In this paper, we present a multimodal \textit{and} dynamical VAE (MDVAE)
applied to unsupervised audio-visual speech representation learning. The latent
space is structured to dissociate the latent dynamical factors that are shared
between the modalities from those that are specific to each modality. A static
latent variable is also introduced to encode the information that is constant
over time within an audiovisual speech sequence. The model is trained in an
unsupervised manner on an audiovisual emotional speech dataset, in two stages.
In the first stage, a vector quantized VAE (VQ-VAE) is learned independently
for each modality, without temporal modeling. The second stage consists in
learning the MDVAE model on the intermediate representation of the VQ-VAEs
before quantization. The disentanglement between static versus dynamical and
modality-specific versus modality-common information occurs during this second
training stage. Extensive experiments are conducted to investigate how
audiovisual speech latent factors are encoded in the latent space of MDVAE.

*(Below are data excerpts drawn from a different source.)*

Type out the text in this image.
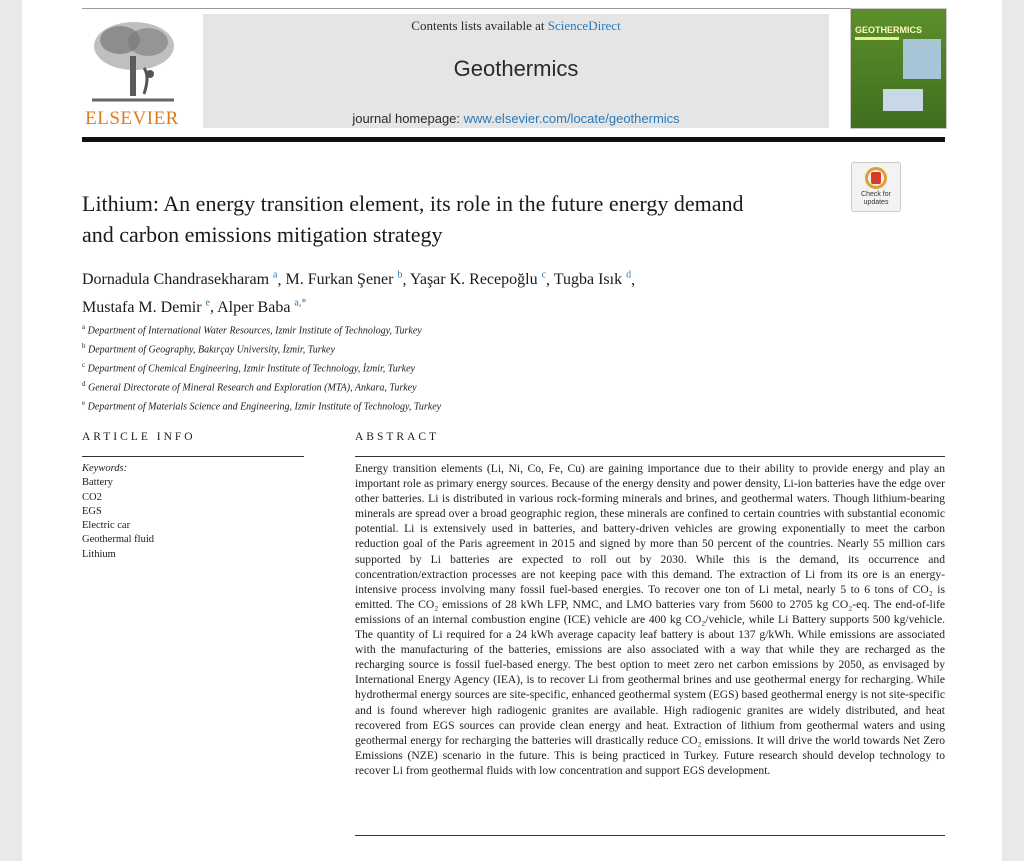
ELSEVIER
Contents lists available at ScienceDirect
Geothermics
journal homepage: www.elsevier.com/locate/geothermics
GEOTHERMICS
Check for
updates
Lithium: An energy transition element, its role in the future energy demand
and carbon emissions mitigation strategy
Dornadula Chandrasekharam $^a$, M. Furkan Şener $^b$, Yaşar K. Recepoğlu $^c$, Tugba Isık $^d$,
Mustafa M. Demir $^e$, Alper Baba $^{a,*}$
$^a$ Department of International Water Resources, Izmir Institute of Technology, Turkey
$^b$ Department of Geography, Bakırçay University, İzmir, Turkey
$^c$ Department of Chemical Engineering, Izmir Institute of Technology, İzmir, Turkey
$^d$ General Directorate of Mineral Research and Exploration (MTA), Ankara, Turkey
$^e$ Department of Materials Science and Engineering, Izmir Institute of Technology, Turkey
ARTICLE INFO	ABSTRACT
Keywords:
Battery
CO2
EGS
Electric car
Geothermal fluid
Lithium
Energy transition elements (Li, Ni, Co, Fe, Cu) are gaining importance due to their ability to provide energy and play an important role as primary energy sources. Because of the energy density and power density, Li-ion batteries have the edge over other batteries. Li is distributed in various rock-forming minerals and brines, and geothermal waters. Though lithium-bearing minerals are spread over a broad geographic region, these minerals are confined to certain countries with substantial economic potential. Li is extensively used in batteries, and battery-driven vehicles are growing exponentially to meet the carbon reduction goal of the Paris agreement in 2015 and signed by more than 50 percent of the countries. Nearly 55 million cars supported by Li batteries are expected to roll out by 2030. While this is the demand, its occurrence and concentration/extraction processes are not keeping pace with this demand. The extraction of Li from its ore is an energy-intensive process involving many fossil fuel-based energies. To recover one ton of Li metal, nearly 5 to 6 tons of CO₂ is emitted. The CO₂ emissions of 28 kWh LFP, NMC, and LMO batteries vary from 5600 to 2705 kg CO₂-eq. The end-of-life emissions of an internal combustion engine (ICE) vehicle are 400 kg CO₂/vehicle, while Li Battery supports 500 kg/vehicle. The quantity of Li required for a 24 kWh average capacity leaf battery is about 137 g/kWh. While emissions are associated with the manufacturing of the batteries, emissions are also associated with a way that while they are recharged as the recharging source is fossil fuel-based energy. The best option to meet zero net carbon emissions by 2050, as envisaged by International Energy Agency (IEA), is to recover Li from geothermal brines and use geothermal energy for recharging. While hydrothermal energy sources are site-specific, enhanced geothermal system (EGS) based geothermal energy is not site-specific and is found wherever high radiogenic granites are available. High radiogenic granites are widely distributed, and heat recovered from EGS sources can provide clean energy and heat. Extraction of lithium from geothermal waters and using geothermal energy for recharging the batteries will drastically reduce CO₂ emissions. It will drive the world towards Net Zero Emissions (NZE) scenario in the future. This is being practiced in Turkey. Future research should develop technology to recover Li from geothermal fluids with low concentration and support EGS development.
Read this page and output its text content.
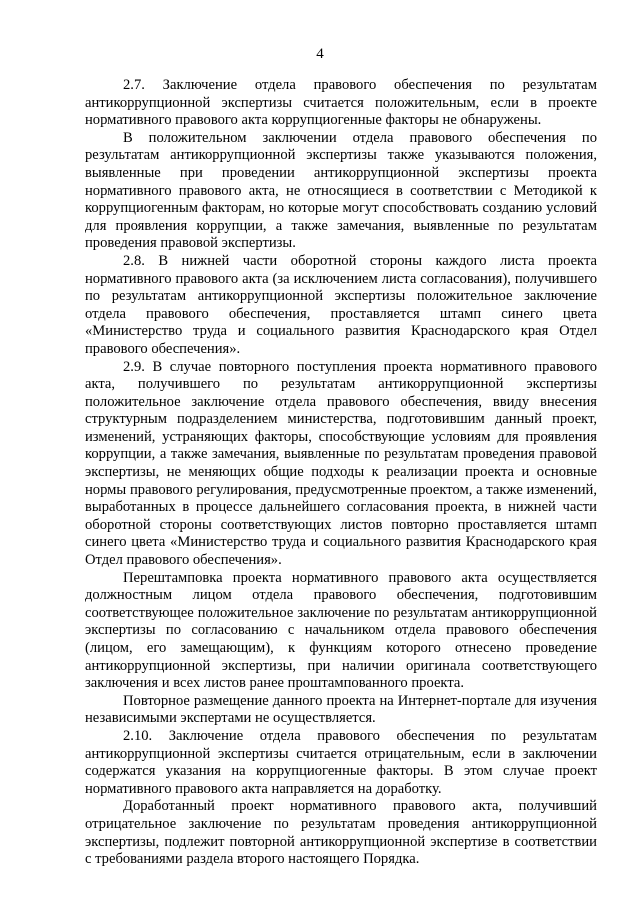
4

2.7. Заключение отдела правового обеспечения по результатам антикоррупционной экспертизы считается положительным, если в проекте нормативного правового акта коррупциогенные факторы не обнаружены.

В положительном заключении отдела правового обеспечения по результатам антикоррупционной экспертизы также указываются положения, выявленные при проведении антикоррупционной экспертизы проекта нормативного правового акта, не относящиеся в соответствии с Методикой к коррупциогенным факторам, но которые могут способствовать созданию условий для проявления коррупции, а также замечания, выявленные по результатам проведения правовой экспертизы.

2.8. В нижней части оборотной стороны каждого листа проекта нормативного правового акта (за исключением листа согласования), получившего по результатам антикоррупционной экспертизы положительное заключение отдела правового обеспечения, проставляется штамп синего цвета «Министерство труда и социального развития Краснодарского края Отдел правового обеспечения».

2.9. В случае повторного поступления проекта нормативного правового акта, получившего по результатам антикоррупционной экспертизы положительное заключение отдела правового обеспечения, ввиду внесения структурным подразделением министерства, подготовившим данный проект, изменений, устраняющих факторы, способствующие условиям для проявления коррупции, а также замечания, выявленные по результатам проведения правовой экспертизы, не меняющих общие подходы к реализации проекта и основные нормы правового регулирования, предусмотренные проектом, а также изменений, выработанных в процессе дальнейшего согласования проекта, в нижней части оборотной стороны соответствующих листов повторно проставляется штамп синего цвета «Министерство труда и социального развития Краснодарского края Отдел правового обеспечения».

Перештамповка проекта нормативного правового акта осуществляется должностным лицом отдела правового обеспечения, подготовившим соответствующее положительное заключение по результатам антикоррупционной экспертизы по согласованию с начальником отдела правового обеспечения (лицом, его замещающим), к функциям которого отнесено проведение антикоррупционной экспертизы, при наличии оригинала соответствующего заключения и всех листов ранее проштампованного проекта.

Повторное размещение данного проекта на Интернет-портале для изучения независимыми экспертами не осуществляется.

2.10. Заключение отдела правового обеспечения по результатам антикоррупционной экспертизы считается отрицательным, если в заключении содержатся указания на коррупциогенные факторы. В этом случае проект нормативного правового акта направляется на доработку.

Доработанный проект нормативного правового акта, получивший отрицательное заключение по результатам проведения антикоррупционной экспертизы, подлежит повторной антикоррупционной экспертизе в соответствии с требованиями раздела второго настоящего Порядка.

These experiments include manipulating audiovisual speech, audiovisual facial
image denoising, and audiovisual speech emotion recognition. The results show
that MDVAE effectively combines the audio and visual information in its latent
space. They also show that the learned static representation of audiovisual
speech can be used for emotion recognition with few labeled data, and with
better accuracy compared with unimodal baselines and a state-of-the-art
supervised model based on an audiovisual transformer architecture.

本文介绍了一个多模态和动态 VAE（MDVAE），应用于无监督学习音频 - 视觉语音表示。实施时，结构化的潜在空间旨在将共享于两种模态之间的动态潜在因素与各自模态的动态和静态信息分离，采用两阶段训练方法，并通过对音频 - 视觉数据集进行实验来证明此模型在音频 - 视觉信息的无监督学习中具有良好的性能。